Ende des Monats würden er und Edmund Hillary in Katmandu erneut vorsprechen, damit der Massentourismus am Everest eingeschränkt wird. Eigentlich sei die Auswahl der Gipfelaspiranten auch ganz einfach: "Eine Expedition an einer Route pro Saison. Dann hätten gleich viele Leute am Everest Platz, aber alle müssten sich den Weg selber suchen. Die Auslese würde auf Grund der Schwierigkeiten passieren, und die Erfolgsrate wäre minimal."

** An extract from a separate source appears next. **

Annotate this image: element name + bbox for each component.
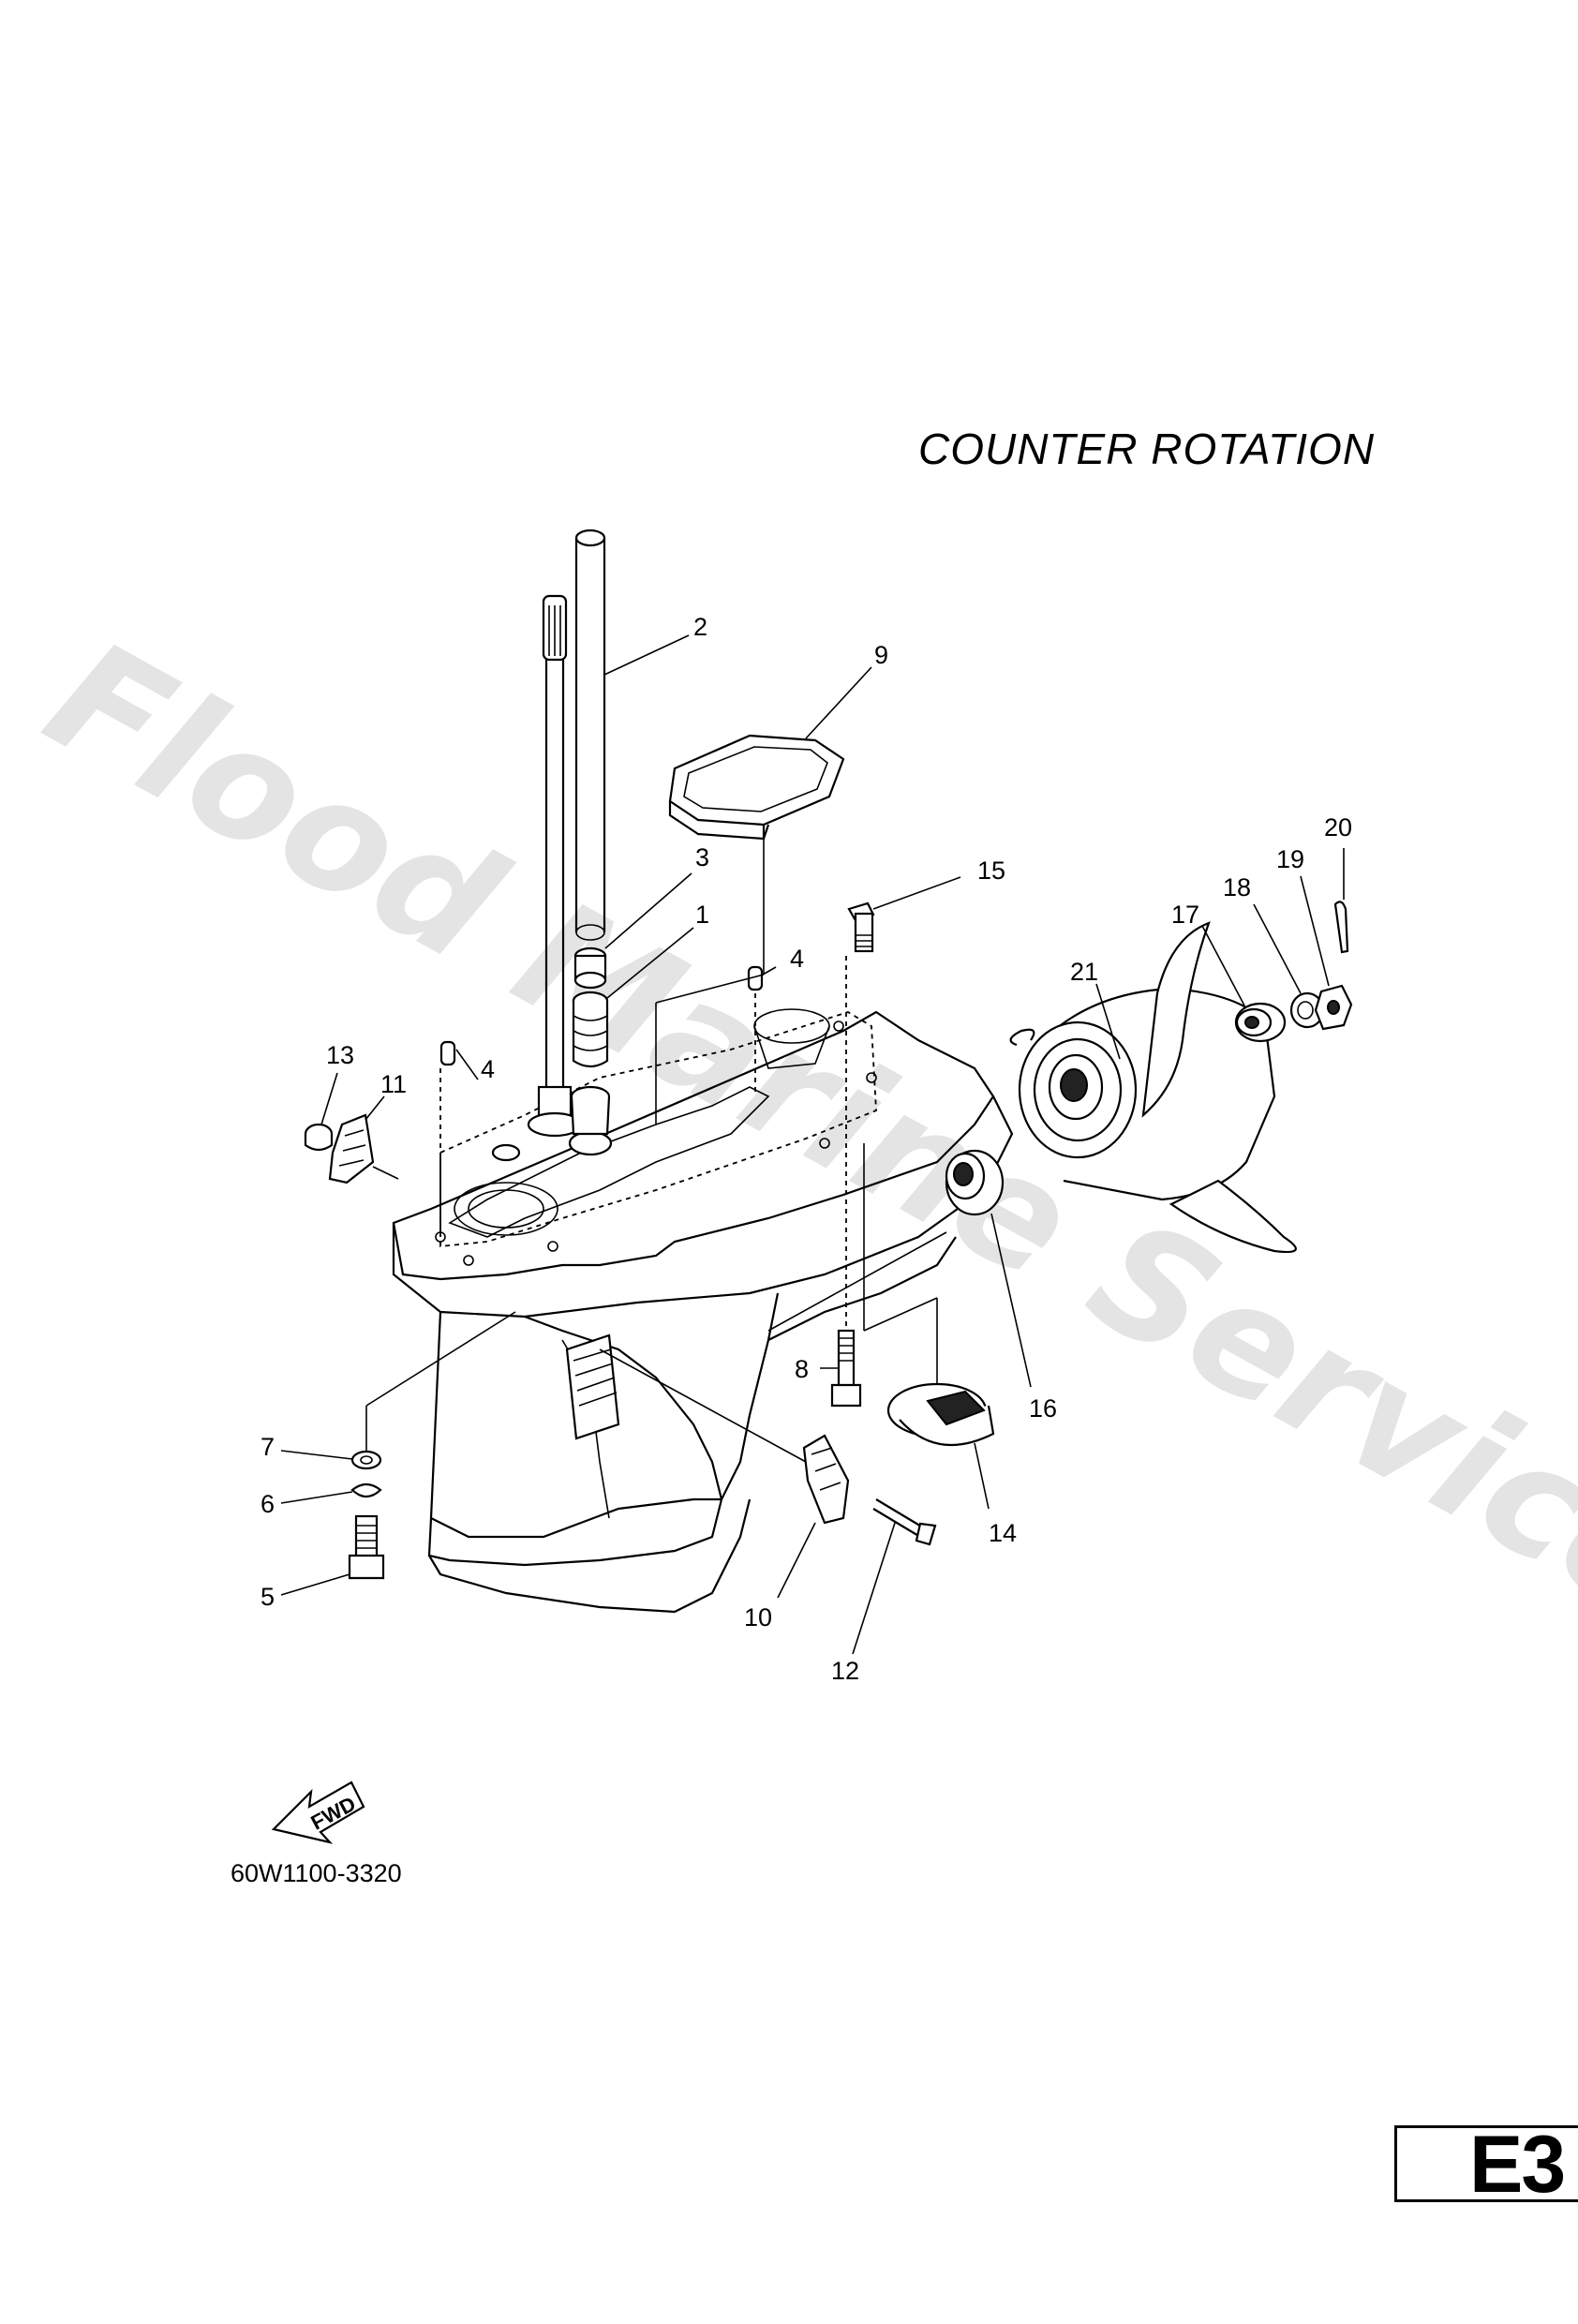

Sei er nicht mitverantwortlich für den Massentourismus dort, will ein Chatter erfahren. Messner antwortet kurz: "Das wäre das Gleiche, als würde man Schröder vorwerfen, den Irak-Krieg begonnen zu haben." Er habe sich immer gegen den Massentourismus am Everest ausgesprochen und habe den Berg ja auch im Alleingang bestiegen. Die besten Kletterer gingen ohnehin heute nicht mehr auf den Everest, im Himalaja gebe es viel schönere und interessantere Berge, Sechstausender und Siebentausender.
Sein heutiger 25. Jahrestag interessiere ihn nicht. Fragen würde er zwar beantworten, aber im Übrigen nur an neue Herausforderungen denken. Zum 50-jährigen Jubiläum der Erstbesteigung sagt Messner, Edmund Hillary und Tenzing Norgay hätten es verdient, dass man an sie erinnert. Aber auch dem Österreicher Hermann Buhl solle gedacht werden, der vor 50 Jahren, am 3. Juli 1953, im Himalaja einen viel schwierigeren Berg als den Everest erstbestiegen hat: den Nanga Parbat. Messners eigene Expedition zu diesem 8125 Meter hohen Berg in Nordpakistan im Jahr 1970, bei der sein Bruder Günther umkam, sei die einzige, die er heute als zu gefährlich ansieht und nicht noch einmal machen würde.
Messner, der seit 1999 für die italienischen Grünen im Europaparlament sitzt, lobt die Arbeit der grünen Partei in Deutschland uneingeschränkt: "Trittin und Künast sind erfolgreiche Minister, und Fischer ist zu Recht der Superstar der deutschen Regierung." Er selber werde 2004 eventuell erneut für das Parlament kandidieren, sein eigenes Projekt Bergmuseum in Schloss Sigmundskron bei Bozen habe aber Vorrang für ihn.
Über seine weiteren Pläne verrät er nicht viel. In einigen Tage wird er ins Himalaja fliegen und auch ins Basislager am Everest trekken. Einen weiteren "Grenztrip" plane der 58-Jährige für das nächste Jahr, allerdings nicht in Schnee und Eis, sondern wieder einmal in oder durch eine Wüste.